Шелест теней, обретающих форму, набирающих силу. Она набрала полные легкие воздуха, почувствовав его сладостную незнакомую горечь. Повернувшись, направила свет на почетного стража статуй. Они передвинулись? Они подвинулись ближе к ней? Не повернулись ли слегка эти головы на своих мраморных шеях? Одна из них — фигура, вооруженная луком, казалось, наблюдала за ней. Слепой белый взгляд прожег ее душу и опалил огнем.
Шепот. Ее имя, произнесенное где-то вдалеке.
Установленный над черным камнем — алтарем? — идол-хранитель, казалось, выжидал, и вокруг него пыль вращалась и кружилась, словно нечто живое. Голос теперь донесся до нее яснее, с холодным ветром, который выложил пыль в узоры. Эти узоры возникали, исчезали и снова возникали, как в калейдоскопе, создавая странные тени на пути распространения света фонаря. Язык был незнакомый, хотя нет, это был какой-то вариант искаженного греческого. Древний греческий диалект, наполненный нарастающей необходимостью и дикой грубой силой. Она не осмеливалась позволить лучу света попасть на пол, но удерживать его так, казалось, стоило огромных усилий. Она могла разобрать только отдельные фрагменты послания за этим оглушающим шумом в ее голове, подобным грохоту войсковых барабанов. Отступив назад от черного камня, от идола, установленного наверху, она покачала фонарем из стороны в сторону. Звук голоса усиливался, разделялся на множество голосов, мощных, беспощадных, раздававшихся эхом со всех сторон. Она направила свет на эти заколдованные лица, и тогда голос вернулся к ней снова, он нес в себе силу, которая заставила ее пошатнуться, упасть на колени, умоляя идола о помиловании. В этот момент ей показалось, что голова идола чуть-чуть повернулась, совсем чуть-чуть, и над его мраморными глазницами замерцало синеватое пламя и тут же исчезло.

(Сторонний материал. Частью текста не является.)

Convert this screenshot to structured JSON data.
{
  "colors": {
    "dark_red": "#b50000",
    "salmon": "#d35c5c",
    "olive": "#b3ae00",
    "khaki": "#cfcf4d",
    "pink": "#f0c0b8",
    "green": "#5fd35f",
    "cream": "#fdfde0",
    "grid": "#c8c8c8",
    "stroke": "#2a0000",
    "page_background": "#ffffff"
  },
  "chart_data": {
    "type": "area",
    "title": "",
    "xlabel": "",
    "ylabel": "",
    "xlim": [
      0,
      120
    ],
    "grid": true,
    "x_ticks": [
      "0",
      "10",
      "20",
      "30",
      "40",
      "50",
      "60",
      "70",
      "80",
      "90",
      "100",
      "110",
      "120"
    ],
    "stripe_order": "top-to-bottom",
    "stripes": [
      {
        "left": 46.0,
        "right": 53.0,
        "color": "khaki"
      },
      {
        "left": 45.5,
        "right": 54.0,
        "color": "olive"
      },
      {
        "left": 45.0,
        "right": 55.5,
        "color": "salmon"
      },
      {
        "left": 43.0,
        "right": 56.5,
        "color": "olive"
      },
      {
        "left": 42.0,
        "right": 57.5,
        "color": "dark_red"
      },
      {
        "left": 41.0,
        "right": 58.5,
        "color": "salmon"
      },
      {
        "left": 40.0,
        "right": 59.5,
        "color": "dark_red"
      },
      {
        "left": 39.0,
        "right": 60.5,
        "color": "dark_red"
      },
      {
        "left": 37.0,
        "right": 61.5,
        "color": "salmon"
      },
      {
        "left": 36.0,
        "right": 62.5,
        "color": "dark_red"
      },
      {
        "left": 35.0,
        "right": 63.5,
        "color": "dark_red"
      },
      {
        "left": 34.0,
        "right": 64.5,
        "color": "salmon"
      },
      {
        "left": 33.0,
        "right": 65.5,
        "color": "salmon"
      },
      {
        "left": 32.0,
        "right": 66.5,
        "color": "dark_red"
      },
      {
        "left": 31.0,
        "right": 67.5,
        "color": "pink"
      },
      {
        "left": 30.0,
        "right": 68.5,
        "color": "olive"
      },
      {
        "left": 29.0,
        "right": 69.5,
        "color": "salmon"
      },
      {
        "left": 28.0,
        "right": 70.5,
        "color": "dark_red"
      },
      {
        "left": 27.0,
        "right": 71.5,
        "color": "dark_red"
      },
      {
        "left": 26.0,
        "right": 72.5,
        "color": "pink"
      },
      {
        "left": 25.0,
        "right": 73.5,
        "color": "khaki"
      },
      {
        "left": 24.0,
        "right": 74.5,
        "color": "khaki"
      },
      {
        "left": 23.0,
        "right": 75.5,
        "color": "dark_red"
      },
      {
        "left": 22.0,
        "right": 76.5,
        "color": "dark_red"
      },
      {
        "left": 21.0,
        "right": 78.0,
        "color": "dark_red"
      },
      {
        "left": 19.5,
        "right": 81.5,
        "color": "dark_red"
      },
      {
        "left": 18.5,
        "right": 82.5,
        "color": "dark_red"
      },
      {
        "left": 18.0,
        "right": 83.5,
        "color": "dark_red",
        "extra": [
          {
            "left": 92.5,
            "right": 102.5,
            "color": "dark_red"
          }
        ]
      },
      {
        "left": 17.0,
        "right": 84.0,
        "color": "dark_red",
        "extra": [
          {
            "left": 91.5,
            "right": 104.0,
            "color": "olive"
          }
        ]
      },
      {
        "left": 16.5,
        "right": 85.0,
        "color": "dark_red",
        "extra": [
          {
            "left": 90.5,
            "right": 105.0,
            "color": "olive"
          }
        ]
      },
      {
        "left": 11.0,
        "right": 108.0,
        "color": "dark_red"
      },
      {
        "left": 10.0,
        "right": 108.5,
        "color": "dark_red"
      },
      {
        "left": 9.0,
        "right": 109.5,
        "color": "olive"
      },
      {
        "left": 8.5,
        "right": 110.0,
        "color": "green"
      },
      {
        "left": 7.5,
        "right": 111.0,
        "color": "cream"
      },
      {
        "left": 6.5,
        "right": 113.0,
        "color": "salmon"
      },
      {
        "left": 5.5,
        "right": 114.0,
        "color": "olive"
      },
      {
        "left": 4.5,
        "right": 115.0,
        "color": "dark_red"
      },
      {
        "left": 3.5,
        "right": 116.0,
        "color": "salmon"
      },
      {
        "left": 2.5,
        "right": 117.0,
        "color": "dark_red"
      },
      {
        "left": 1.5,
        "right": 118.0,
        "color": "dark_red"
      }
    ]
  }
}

В густых дымчатых складках пыли что-то двигалось, медленно выбираясь из огня. Силуэт, созданный из света и тени, пыли и камня, приблизился к женщине туманной походкой и остановился перед ней, расплываясь. На месте лица у него просматривались лишь темные очертания. Глазницы существа, ослепительно сияющие синим светом, словно горящие бриллианты, вспыхнули с такой силой, что голова женщины качнулась назад. Она почувствовала, как та же самая ужасная, устрашающая сила сжимает ее сердце, оставляя незащищенными кровяные сосуды, мускулы и кости. В сознании ее промелькнули века, и когда она попыталась крикнуть, то не узнала свой собственный голос. Фигура колыхалась, и призрачные очертания подобия руки скользнули по ее лицу, оставляя запахи пыли и сухой хрупкой древности. Затем пыль снова поднялась столбом, целый океан пыли, скрывшей от взгляда ужасные картины. У нее еще нашлись силы подняться на ноги и начать отступать прочь. Все ее чувства обнажились до предела. Голос — нет, много голосов, слившихся в один, — сейчас отступал, постепенно удаляясь за стену, через которую он проникал, и наконец совсем исчез.
Достигнув туннеля, она вползла в него и жадно пила свежий воздух до тех пор, пока ее легкие не были наполнены. Она ощущала какую-то странность в своем теле: ее нервы вибрировали, а мускулы сокращались, словно она потеряла контроль над ними. Ей захотелось заглянуть назад в пещеру, чтобы еще на одно мгновение увидеть внушительные фрески, черный камень и идола-хранителя, но проход был таким узким, что не позволил повернуть голову, и она начала отползать назад — туда, где доктор Водантис дожидался ее, по направлению к миру безумия и загрязнения, преступления и жестокости.
Голоса исчезли, но в глубине души еще отдавалось эхо, снова и снова, снова и снова.
Электрическое пламя синего цвета мелькнуло на короткий момент перед глазами женщины, и она начала возвращаться по туннелю обратно, туда, где ее ждали мужчины.
2
Вьетнам, 1970
Он был привязан за запястья и лодыжки грубой проволокой к койке. Обнаженный и распростертый, он лежал на жестком покрывале и ждал.
Пот сочился каплями и стекал струйками по всему его телу, и от этого койка под ним была такой же сырой, как та нора, заполненная дождевой водой, в которой он укрывался, пока мортиры не разорвали все джунгли вокруг него в черные клочья. Но это было хуже, потому что не было способа узнать, когда упадет следующий снаряд и какую цель он поразит. Одного за другим их извлекали из бамбуковых клеток: Эндикотта, Литтла, безымянного капрала, у которого была дизентерия и который все время плакал, Винзанта, Дикерсона и теперь его. Он не хотел быть последним. Он хотел бы, чтобы с этим было покончено, потому что он слушал их крики, когда их кидали обратно в клетки, словно кули, заставляя их стонать и плакать или содрогаться всем телом, словно зародыши, чтобы избежать невыносимой реальности пытки.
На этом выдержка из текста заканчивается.